Faith must shine at centre of aid work
BookAnglican Overseas Aid CEO Bob Mitchell has a compelling insight into the role of faith based organisations can make a difference
By Steve Bradbury
May 11 2017Faith-Based Development: How Christian Organizations Can Make a Difference, by Bob Mitchell. (Maryknoll, N.Y.: Orbis Books, 2017 $49.95)
Let me be clear from the very beginning – this is not a dispassionate review of a book in which I have little interest. Rather, having devoted 25 years of my life to leading a faith-based development organisation, and another nine years to developing and facilitating a Master-level programme in transformational development, the issues scrutinised in this book really matter to me.
Consequently, I am grateful that Bob Mitchell has provided an informed and thoughtful analysis of the context in which faith-based Christian development organisations currently work. His examination of the challenges and opportunities that confront them is both astute and compelling.

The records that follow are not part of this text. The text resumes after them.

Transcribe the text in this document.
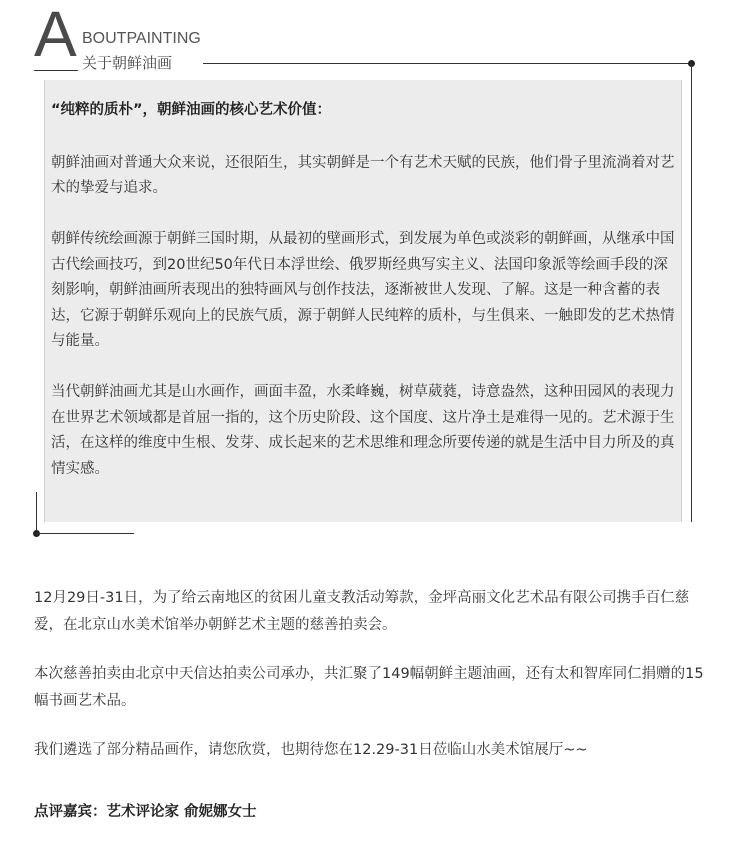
A BOUTPAINTING
关于朝鲜油画

“纯粹的质朴”，朝鲜油画的核心艺术价值：

朝鲜油画对普通大众来说，还很陌生，其实朝鲜是一个有艺术天赋的民族，他们骨子里流淌着对艺术的挚爱与追求。

朝鲜传统绘画源于朝鲜三国时期，从最初的壁画形式，到发展为单色或淡彩的朝鲜画，从继承中国古代绘画技巧，到20世纪50年代日本浮世绘、俄罗斯经典写实主义、法国印象派等绘画手段的深刻影响，朝鲜油画所表现出的独特画风与创作技法，逐渐被世人发现、了解。这是一种含蓄的表达，它源于朝鲜乐观向上的民族气质，源于朝鲜人民纯粹的质朴，与生俱来、一触即发的艺术热情与能量。

当代朝鲜油画尤其是山水画作，画面丰盈，水柔峰巍，树草葳蕤，诗意盎然，这种田园风的表现力在世界艺术领域都是首屈一指的，这个历史阶段、这个国度、这片净土是难得一见的。艺术源于生活，在这样的维度中生根、发芽、成长起来的艺术思维和理念所要传递的就是生活中目力所及的真情实感。

12月29日-31日，为了给云南地区的贫困儿童支教活动筹款，金坪高丽文化艺术品有限公司携手百仁慈爱，在北京山水美术馆举办朝鲜艺术主题的慈善拍卖会。

本次慈善拍卖由北京中天信达拍卖公司承办，共汇聚了149幅朝鲜主题油画，还有太和智库同仁捐赠的15幅书画艺术品。

我们遴选了部分精品画作，请您欣赏，也期待您在12.29-31日莅临山水美术馆展厅~~

点评嘉宾：艺术评论家 俞妮娜女士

The book is helpfully organised, making it easy to work your way around. Along with a very brief history of development, the early chapters introduce key themes examined in greater detail later in the book, including: the secularisation of development and the implications of this for faith-based Christian development organisations; the relationship between the development agenda and the Gospel which is good news to the poor; the need for a vigilant application of core faith principles into the day-to-day workings of faith-based Christian development organisations.
At the heart of the book Mitchell explores the role of faith in shaping and sustaining Christian development practitioners, and in the organisational life of faith-based Christian development organisations. This exploration is largely based on detailed research done within World Vision internationally, which Mitchell was able to access in his former life as a senior staff member in World Vision. Mitchell’s analysis of these crucial issues would have been enriched had he been able to extend this research beyond World Vision to other major international Christian development agencies.
In recent years there has been a significant increase in the secular development world’s acknowledgment of the significance of religious faith among the great majority of the world’s poor. This has led to an increased interest in the possibility, therefore, that faith-based development agencies could have a comparative advantage when it comes to partnering with poor communities in sustainable development initiatives. Mitchell’s succinct analysis of this is both helpful and constructive. While acknowledging that “the dangers for governments and policymakers of greater engagement with religious organisations are real”, he argues persuasively for deeper levels of dialogue between faith-based Christian development organisations and secular development institutions.
In the final chapter of the book, Mitchell challenges the nomenclature of “faith-based development” and passionately argues the need for Christian development organisations to be “faithfully-based”. They need to be “dedicated and intentional in bringing faith to bear on organisational life. Christian faith should not sit awkwardly and hesitantly on the margins, but should shine at the centre. It must find its expression, not in nostalgic reflection, but in present inspiration and empowerment.”
This is such an important call. Indeed, it is a prophetic call. The faith in “faith-based” can so easily become but an echo of a distant tradition (history is replete with examples), or a tacked-on “devotional” to processes and practices that do not intimately reflect the values and character of the kingdom of God. Mitchell helpfully identifies several of the pressure points, and pleads for a deep penetration of faith into organisational systems and processes.
Faith-Based Development: How Christian Organizations Can Make a Difference is a book for all committed supporters of such organisations and serious students of development. It should be required reading for staff and board members of Christian faith-based development organisations intent on understanding the challenges and embracing the opportunities that confront us in these times. I have already included it in the reading lists for my students.
Steve Bradbury lectures in transformational development at Eastern College Australia and is the former National Director of TEAR Australia.